災害防止のキーワード「具体化」 

  例えば、管理者であるあなたが安全担当者に「毎日の作業開始前に各種設備の安全措置に異常がないことを確認し、作業員の安全状況を監視しながら、災害防止に万全を期してください。」と指示することを想像してください。
  あなたは、この指示を受けた安全担当者に「さて、言われはしたものの作業開始前点検を行う各種設備とは、どの範囲かな?点検表のことは聞いていないぞ。各設備の点検する箇所は自分で考えるのか?異常の有無を判断する自信がないな~。」また、「作業開始前に点検するとなると、他の作業員より早く点検に取り掛からなければならないが、早出か?早出の手当ては?」またまた、「作業員の安全対策の遵守状況の監視?自分の仕事もあるし、どのようにやればいいんだ?」など、いろいろと考えさせてはいないでしょうか。また、悩ませてはいないですか?
  そして、この安全担当者は結局、何とか「形」だけ整えて、「実施しました」として報告することになっていませんか?また、指示した上司は、具体的内容を確認することなく、「形」の報告を受けて「指示事項ができている」と判断していませんか?
  もう一つの問題点。あなたは指示した安全担当者を「彼は指示したことをきちんとやってくれるはず。」と信頼しているでしょう。しかし、あなたは、自分が指示した事項について彼が行う具体的実施内容や方法を想像できているでしょうか。あなたの指示内容があなた自身で具体的に想像できていないと、指示に従って適切に業務を行っているかどうか判断できない。「やっています。記録もあります。」と「形」の報告を受けて、実施確認を行うことになりますが、果たして「指示したこと」の効果は達成されているのでしょうか。
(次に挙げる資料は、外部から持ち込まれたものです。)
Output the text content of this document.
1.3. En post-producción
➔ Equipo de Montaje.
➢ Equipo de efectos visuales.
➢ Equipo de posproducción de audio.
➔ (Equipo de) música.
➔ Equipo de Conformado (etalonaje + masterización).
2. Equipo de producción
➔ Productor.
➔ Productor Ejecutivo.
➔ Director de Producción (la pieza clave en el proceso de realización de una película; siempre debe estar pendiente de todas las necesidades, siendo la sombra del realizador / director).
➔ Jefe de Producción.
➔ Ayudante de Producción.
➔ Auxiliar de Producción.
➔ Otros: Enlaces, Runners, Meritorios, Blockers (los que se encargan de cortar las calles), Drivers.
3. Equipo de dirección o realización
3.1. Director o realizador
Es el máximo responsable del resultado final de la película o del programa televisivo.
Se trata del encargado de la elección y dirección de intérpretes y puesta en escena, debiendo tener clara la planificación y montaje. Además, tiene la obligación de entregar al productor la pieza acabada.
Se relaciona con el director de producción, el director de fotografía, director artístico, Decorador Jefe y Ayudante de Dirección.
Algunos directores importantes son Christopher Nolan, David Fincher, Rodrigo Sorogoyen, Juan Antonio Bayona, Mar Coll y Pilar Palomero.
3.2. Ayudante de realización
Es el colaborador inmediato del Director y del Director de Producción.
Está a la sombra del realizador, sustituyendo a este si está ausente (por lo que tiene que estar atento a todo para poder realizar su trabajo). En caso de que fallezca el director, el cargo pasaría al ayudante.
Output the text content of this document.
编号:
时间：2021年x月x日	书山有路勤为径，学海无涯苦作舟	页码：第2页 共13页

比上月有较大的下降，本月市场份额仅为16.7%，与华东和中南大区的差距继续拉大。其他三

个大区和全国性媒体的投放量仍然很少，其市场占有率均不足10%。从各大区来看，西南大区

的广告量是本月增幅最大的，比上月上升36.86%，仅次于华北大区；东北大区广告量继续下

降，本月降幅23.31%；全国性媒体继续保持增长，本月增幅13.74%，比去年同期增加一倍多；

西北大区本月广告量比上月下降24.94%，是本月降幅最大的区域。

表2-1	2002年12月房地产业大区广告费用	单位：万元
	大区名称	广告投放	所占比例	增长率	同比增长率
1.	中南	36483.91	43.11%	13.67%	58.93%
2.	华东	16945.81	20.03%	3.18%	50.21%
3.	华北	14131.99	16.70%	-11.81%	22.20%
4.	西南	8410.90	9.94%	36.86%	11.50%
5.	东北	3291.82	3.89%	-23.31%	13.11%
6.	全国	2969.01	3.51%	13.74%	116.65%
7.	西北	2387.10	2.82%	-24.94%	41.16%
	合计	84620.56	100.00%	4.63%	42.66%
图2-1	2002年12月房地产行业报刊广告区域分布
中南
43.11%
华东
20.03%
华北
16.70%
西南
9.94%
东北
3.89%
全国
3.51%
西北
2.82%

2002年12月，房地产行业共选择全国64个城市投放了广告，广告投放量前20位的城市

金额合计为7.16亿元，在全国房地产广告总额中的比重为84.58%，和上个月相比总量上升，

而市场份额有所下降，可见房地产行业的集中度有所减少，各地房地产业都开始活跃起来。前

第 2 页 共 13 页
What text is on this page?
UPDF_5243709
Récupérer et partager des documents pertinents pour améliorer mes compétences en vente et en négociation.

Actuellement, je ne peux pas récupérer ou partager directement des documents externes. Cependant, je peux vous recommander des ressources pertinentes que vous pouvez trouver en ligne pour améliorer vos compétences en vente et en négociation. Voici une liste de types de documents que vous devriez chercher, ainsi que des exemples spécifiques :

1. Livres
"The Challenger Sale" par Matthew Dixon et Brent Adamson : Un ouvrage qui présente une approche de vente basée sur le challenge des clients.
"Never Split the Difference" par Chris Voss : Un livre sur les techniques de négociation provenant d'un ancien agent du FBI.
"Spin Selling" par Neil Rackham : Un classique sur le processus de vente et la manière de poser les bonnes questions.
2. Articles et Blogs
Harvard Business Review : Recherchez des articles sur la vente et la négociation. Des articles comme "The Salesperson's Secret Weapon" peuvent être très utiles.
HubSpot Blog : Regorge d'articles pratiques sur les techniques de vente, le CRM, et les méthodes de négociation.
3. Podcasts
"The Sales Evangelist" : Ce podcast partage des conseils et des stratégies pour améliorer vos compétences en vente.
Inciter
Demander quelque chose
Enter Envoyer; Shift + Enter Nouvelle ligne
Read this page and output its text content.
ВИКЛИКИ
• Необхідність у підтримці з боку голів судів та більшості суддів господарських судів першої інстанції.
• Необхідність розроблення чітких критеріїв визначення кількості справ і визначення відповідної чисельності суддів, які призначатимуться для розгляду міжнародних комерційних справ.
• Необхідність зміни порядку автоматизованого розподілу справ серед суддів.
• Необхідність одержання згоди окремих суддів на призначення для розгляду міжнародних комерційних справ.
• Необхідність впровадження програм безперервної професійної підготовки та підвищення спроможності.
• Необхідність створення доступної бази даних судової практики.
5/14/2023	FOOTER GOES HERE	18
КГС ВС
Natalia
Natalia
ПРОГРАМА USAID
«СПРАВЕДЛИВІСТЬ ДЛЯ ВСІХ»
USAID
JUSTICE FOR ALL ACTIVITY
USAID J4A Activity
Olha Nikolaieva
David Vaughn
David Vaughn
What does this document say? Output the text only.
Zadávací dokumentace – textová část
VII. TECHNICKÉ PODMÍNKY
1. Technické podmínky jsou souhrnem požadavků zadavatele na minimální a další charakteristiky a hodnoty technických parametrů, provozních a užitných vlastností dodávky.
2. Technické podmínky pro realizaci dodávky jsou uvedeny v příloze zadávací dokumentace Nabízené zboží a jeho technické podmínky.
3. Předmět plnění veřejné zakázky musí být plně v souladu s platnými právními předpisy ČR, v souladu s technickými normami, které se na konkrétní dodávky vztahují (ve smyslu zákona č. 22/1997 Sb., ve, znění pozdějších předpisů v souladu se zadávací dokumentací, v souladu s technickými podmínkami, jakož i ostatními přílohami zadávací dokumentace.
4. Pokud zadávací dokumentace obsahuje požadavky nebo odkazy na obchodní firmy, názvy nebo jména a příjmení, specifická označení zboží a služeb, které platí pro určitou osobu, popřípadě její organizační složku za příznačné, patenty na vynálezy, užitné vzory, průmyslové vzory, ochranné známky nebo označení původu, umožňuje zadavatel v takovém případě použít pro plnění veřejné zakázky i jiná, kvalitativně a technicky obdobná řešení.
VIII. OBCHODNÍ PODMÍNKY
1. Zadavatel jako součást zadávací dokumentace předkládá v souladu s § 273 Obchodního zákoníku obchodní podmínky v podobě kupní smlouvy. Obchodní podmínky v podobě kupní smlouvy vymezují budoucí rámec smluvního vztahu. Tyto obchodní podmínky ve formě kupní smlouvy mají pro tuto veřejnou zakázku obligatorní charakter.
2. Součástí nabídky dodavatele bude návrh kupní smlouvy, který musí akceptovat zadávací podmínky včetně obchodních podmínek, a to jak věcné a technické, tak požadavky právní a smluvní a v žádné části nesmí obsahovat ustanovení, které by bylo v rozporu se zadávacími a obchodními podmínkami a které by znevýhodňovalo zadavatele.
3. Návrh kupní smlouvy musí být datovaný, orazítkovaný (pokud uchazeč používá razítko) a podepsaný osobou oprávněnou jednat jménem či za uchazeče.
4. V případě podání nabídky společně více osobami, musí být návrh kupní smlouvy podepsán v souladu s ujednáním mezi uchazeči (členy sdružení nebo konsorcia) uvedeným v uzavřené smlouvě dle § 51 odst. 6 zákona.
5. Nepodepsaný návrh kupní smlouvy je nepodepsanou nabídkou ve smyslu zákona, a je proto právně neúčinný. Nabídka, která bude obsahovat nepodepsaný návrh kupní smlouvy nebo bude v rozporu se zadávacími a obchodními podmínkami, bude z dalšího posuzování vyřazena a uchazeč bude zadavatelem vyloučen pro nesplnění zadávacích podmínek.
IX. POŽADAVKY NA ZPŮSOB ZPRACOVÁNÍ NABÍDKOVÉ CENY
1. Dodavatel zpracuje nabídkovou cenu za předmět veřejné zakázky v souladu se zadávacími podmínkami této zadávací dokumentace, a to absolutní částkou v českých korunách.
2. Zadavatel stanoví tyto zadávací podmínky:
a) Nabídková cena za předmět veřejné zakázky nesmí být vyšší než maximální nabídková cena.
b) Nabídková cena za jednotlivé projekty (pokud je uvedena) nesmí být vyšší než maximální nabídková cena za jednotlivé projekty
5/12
  仮に、指示する側や指示を受ける側がこのような状況にあったとしても、「指示した」、「報告した」ことで「災害防止活動」は展開されていると認識(誤認)してしまう。
  もし、そんな現実があるとすれば、何らかの改善を行わなければなりません。
  改善対策は「具体的」指示を行うことだと思うのです。指示事項の「具体化」です。具体化を図ることで、実施のために必要な環境や条件も見えてきます。
  具体的実施事項を関係者で共有し、実施のために必要な時間確保の方法が検討され、必要なコストが明らかになり、関係者間でその具体的内容を共有して初めて、本当の実施の有無が確認できるようになります。実施もれもなくなります。
  「具体化」は実質的な災害防止活動を担保するキーワードです。